Google goes on to clarify that it is ultimately the parent's job to manage what their kids view on their device.
The only caveat here is that Family Link is now invite-only so you can request one here and during setup, it also asks users to pay $0.30 for the service.
Google wants to make it a little easier for parents to keep tabs on their kids' usage with their devices, and that's where Family Link. This can be set at a certain time of day or with a switch on the parent's end of the two-app connection.

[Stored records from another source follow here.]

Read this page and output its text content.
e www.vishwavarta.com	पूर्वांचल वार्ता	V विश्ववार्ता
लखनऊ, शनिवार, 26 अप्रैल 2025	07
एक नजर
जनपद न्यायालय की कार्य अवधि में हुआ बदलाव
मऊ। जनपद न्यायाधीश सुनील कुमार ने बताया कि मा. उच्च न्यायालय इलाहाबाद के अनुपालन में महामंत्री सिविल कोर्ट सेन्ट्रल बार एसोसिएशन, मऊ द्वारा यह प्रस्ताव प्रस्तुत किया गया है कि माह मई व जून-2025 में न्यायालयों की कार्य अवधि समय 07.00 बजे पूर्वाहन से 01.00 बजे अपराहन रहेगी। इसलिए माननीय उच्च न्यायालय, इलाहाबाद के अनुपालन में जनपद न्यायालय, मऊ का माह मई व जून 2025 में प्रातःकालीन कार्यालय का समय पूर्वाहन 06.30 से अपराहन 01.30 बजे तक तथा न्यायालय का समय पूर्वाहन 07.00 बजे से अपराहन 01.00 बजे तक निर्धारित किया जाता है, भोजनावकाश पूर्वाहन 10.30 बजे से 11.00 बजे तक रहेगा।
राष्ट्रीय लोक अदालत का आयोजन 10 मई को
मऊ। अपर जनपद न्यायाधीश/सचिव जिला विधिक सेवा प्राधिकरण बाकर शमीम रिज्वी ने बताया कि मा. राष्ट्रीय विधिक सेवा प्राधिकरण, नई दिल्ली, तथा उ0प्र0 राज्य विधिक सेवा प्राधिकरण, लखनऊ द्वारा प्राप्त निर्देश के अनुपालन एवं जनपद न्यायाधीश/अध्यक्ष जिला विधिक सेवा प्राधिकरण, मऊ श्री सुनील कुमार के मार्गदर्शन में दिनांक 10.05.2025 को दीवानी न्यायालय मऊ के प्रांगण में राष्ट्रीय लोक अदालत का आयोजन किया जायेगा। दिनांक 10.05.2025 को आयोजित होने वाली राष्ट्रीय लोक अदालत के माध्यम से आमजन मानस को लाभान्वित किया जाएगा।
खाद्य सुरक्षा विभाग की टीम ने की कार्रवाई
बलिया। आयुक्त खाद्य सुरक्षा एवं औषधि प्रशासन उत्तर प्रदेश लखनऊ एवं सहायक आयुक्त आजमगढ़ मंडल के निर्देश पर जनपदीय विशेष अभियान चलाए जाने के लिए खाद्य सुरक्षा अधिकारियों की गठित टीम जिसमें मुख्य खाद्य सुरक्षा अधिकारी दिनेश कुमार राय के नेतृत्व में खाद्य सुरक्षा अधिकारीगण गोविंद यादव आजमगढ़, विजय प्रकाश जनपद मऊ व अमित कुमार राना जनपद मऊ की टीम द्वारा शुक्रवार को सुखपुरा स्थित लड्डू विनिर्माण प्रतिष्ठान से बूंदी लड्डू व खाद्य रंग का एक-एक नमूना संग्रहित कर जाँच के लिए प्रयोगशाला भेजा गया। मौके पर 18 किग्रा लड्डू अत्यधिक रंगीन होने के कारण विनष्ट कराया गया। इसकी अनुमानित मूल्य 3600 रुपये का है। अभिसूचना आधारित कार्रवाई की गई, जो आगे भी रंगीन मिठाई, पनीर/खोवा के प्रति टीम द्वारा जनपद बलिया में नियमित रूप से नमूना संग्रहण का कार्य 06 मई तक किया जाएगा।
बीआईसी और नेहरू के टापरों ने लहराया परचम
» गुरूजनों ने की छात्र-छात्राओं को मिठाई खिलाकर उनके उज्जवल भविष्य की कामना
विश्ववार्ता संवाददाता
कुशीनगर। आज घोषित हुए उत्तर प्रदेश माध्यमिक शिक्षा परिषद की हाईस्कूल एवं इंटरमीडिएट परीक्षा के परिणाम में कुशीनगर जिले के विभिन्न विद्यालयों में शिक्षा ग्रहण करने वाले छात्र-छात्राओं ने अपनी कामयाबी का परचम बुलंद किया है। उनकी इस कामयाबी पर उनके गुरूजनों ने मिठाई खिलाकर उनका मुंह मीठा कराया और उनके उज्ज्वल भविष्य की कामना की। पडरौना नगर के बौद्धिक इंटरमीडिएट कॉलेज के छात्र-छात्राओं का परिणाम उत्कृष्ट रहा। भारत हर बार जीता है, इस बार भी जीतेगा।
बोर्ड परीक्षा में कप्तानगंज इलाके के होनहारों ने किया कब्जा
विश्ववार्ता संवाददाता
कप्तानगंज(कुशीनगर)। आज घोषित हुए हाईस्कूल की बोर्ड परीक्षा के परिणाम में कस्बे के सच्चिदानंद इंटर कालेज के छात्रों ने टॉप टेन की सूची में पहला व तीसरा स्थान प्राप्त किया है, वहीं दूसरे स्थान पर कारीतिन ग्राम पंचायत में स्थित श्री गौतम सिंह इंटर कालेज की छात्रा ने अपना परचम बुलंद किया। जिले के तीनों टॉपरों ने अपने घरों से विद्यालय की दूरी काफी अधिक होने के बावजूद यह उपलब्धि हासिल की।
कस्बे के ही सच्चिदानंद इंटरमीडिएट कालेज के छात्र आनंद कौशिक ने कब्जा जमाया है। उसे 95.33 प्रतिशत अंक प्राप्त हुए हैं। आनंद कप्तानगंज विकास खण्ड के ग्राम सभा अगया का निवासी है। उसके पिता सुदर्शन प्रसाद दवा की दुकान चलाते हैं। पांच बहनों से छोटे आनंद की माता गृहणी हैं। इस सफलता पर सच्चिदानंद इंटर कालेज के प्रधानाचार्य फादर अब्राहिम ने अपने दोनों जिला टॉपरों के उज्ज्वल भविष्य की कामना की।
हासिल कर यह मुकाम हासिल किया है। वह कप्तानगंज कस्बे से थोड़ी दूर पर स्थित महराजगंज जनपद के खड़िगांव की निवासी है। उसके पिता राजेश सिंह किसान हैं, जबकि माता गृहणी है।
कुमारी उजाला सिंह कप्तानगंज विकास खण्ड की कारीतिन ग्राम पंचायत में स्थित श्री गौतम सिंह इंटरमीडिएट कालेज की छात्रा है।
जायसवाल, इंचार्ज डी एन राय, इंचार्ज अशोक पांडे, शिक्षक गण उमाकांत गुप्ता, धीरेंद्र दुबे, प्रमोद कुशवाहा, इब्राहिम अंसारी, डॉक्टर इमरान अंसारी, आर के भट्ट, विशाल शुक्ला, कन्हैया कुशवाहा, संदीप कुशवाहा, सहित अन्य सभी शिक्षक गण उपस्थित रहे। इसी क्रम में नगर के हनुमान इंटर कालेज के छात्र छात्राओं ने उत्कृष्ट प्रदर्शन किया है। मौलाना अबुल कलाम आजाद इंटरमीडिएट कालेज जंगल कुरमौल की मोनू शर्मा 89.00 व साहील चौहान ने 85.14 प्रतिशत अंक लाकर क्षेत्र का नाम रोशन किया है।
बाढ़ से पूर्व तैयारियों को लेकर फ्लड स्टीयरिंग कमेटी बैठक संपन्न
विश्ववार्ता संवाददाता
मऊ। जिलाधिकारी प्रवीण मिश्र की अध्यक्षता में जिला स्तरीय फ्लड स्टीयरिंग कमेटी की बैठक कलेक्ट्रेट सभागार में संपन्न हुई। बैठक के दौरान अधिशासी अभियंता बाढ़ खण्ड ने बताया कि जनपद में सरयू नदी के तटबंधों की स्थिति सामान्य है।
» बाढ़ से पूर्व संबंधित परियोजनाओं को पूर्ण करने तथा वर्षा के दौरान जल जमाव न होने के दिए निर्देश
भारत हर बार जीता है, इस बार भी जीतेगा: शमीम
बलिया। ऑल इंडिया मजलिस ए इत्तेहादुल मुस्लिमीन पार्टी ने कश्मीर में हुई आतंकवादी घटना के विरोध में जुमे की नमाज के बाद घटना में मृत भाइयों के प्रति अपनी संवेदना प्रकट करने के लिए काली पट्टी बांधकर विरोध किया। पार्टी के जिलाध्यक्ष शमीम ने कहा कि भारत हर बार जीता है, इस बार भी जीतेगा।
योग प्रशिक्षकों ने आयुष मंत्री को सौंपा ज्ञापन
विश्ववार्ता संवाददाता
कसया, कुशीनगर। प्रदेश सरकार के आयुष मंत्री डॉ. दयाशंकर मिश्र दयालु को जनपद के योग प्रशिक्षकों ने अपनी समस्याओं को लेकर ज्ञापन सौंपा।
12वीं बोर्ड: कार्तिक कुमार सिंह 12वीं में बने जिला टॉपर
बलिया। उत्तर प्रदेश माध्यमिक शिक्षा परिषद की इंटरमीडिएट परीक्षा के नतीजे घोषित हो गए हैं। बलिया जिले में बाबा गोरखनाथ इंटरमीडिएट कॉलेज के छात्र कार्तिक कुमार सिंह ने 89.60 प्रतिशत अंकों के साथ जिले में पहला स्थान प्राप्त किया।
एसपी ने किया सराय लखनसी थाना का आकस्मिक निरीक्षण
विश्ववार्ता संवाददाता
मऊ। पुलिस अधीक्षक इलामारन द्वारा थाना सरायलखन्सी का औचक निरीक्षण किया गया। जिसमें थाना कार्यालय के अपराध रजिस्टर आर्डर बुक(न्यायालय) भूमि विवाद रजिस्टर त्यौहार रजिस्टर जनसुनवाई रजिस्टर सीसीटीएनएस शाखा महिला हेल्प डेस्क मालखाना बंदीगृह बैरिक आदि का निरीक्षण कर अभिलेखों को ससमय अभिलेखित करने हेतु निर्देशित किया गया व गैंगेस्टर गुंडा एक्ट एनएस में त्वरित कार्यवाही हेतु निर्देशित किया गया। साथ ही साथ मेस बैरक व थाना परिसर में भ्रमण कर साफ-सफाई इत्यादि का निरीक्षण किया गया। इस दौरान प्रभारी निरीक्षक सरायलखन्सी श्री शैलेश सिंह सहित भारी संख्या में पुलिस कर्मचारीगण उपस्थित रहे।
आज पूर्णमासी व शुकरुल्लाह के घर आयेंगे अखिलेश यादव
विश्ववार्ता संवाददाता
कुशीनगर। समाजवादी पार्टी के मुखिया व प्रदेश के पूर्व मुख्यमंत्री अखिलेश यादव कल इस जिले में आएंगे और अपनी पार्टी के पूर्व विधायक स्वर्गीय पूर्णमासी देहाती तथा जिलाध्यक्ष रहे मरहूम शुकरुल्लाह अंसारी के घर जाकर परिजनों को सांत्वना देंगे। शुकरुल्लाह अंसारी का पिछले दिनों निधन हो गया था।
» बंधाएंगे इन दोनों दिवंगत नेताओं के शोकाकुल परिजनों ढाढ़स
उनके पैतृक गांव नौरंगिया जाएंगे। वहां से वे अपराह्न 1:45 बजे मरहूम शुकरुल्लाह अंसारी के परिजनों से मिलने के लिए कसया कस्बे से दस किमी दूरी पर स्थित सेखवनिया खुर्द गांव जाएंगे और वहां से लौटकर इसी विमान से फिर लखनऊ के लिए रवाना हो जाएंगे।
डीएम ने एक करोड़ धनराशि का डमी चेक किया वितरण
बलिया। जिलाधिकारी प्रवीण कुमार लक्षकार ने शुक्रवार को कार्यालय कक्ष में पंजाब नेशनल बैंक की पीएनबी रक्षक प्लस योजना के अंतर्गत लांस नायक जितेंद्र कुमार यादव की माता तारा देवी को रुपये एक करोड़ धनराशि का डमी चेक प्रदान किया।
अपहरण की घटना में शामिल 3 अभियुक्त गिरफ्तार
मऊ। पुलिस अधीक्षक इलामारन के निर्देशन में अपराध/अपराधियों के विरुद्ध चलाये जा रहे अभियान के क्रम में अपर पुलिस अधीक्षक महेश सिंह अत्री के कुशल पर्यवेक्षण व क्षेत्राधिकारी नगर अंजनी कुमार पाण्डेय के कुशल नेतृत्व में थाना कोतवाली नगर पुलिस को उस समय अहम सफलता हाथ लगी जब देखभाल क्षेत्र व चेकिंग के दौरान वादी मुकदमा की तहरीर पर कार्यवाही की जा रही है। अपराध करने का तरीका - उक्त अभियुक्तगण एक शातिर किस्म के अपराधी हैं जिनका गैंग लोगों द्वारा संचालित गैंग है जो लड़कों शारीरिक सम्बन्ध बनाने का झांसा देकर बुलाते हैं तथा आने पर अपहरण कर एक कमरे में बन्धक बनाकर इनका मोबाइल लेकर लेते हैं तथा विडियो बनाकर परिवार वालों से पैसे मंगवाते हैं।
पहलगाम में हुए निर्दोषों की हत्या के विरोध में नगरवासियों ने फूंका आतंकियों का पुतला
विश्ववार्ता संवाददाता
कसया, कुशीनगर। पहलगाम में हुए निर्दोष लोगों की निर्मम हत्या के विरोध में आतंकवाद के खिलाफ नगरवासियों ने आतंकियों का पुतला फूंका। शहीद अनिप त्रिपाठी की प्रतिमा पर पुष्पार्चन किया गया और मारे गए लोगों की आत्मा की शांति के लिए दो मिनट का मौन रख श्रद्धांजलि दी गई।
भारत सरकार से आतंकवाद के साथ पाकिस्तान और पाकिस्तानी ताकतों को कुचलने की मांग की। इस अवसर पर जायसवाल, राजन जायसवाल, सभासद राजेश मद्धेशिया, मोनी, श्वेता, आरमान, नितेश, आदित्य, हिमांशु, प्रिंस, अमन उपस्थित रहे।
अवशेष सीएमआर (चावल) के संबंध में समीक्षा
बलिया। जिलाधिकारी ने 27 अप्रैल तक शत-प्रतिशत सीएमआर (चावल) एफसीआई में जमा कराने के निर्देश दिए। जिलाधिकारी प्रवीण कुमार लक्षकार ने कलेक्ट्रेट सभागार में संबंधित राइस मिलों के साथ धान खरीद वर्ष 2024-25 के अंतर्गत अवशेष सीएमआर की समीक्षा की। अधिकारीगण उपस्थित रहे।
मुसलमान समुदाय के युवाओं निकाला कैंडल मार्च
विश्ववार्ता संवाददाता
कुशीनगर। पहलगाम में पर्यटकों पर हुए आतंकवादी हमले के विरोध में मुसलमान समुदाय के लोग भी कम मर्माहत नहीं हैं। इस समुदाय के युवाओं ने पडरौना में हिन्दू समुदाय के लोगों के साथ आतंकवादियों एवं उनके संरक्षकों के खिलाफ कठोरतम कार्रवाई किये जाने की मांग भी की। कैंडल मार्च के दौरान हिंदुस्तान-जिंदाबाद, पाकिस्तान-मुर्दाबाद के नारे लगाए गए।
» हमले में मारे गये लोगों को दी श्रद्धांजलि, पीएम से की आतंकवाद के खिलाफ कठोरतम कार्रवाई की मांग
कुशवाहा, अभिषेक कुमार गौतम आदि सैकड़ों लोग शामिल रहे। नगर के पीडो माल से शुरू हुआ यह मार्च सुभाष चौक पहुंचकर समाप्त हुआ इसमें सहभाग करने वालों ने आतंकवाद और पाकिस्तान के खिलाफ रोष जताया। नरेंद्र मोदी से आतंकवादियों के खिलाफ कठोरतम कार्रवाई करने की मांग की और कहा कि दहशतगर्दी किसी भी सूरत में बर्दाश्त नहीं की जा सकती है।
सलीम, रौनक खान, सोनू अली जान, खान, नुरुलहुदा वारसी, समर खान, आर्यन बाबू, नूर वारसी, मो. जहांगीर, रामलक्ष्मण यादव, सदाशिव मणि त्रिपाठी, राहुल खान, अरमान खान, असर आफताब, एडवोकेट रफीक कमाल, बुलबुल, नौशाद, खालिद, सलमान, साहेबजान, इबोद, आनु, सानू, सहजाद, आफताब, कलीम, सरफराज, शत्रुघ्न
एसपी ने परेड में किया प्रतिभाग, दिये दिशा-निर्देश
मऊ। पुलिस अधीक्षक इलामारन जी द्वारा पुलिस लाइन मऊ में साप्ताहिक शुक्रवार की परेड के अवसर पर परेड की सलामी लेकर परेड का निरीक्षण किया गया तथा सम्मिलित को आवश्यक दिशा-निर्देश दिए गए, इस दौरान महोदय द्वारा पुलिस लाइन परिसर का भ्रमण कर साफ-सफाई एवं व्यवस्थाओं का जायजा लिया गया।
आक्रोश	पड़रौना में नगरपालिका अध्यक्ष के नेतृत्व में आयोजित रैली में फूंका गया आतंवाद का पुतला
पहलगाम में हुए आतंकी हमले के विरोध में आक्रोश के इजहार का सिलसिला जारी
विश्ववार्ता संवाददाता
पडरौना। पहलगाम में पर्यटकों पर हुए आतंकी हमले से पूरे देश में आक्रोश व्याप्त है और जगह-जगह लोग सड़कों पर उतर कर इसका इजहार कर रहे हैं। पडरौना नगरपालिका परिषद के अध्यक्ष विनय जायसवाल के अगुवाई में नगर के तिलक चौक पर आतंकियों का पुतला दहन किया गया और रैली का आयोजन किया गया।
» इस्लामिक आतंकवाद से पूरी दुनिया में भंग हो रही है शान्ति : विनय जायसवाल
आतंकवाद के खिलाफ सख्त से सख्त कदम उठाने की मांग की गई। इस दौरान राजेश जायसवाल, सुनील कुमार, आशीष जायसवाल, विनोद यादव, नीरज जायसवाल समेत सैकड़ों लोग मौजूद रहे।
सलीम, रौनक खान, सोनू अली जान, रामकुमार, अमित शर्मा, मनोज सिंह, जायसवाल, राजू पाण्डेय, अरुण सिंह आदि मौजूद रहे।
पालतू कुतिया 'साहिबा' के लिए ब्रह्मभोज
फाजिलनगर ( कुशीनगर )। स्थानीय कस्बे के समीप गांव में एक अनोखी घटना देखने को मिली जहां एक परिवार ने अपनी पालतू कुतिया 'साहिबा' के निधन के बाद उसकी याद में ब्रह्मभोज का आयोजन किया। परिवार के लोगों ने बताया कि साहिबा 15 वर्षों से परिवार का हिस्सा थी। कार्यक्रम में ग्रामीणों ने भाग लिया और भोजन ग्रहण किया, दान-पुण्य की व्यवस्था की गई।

Google is making a huge step toward letting families manage Google accounts and phones of children in the house, moving well beyond Google Play Family Library. Google hopes to make the feature generally available in the United States in early summer and elsewhere in world later this year.
Following apps like YouTube Kids, Google is working on providing a more child friendly experience for Android. Once you've got it installed on your device, you can set up a Google Account for your child in the app, then sign them into their new device using that account. Family Link is ready to help with that.
Device bedtime: Parents can remotely lock the device their kid is using.
Reports show Google is testing a new interface that may make the application much more helpful for finding things, both online and within your phone.
Think of Family Link like parental controls plus monitoring.
Kids can use the app to play games and watch movies.
Google stresses that the app is meant for children under 13, who technically aren't supposed to have their own Google accounts yet, and it's worth reiterating that you need to start with a fresh device for this to work. Through the parental account, parents can also monitor areas including screen time, approved websites and apps the child's device can download. (Maybe this is a better idea for younger kids than older ones.) You can also fine-tune options for search and for controlling which apps can use hardware like the microphone.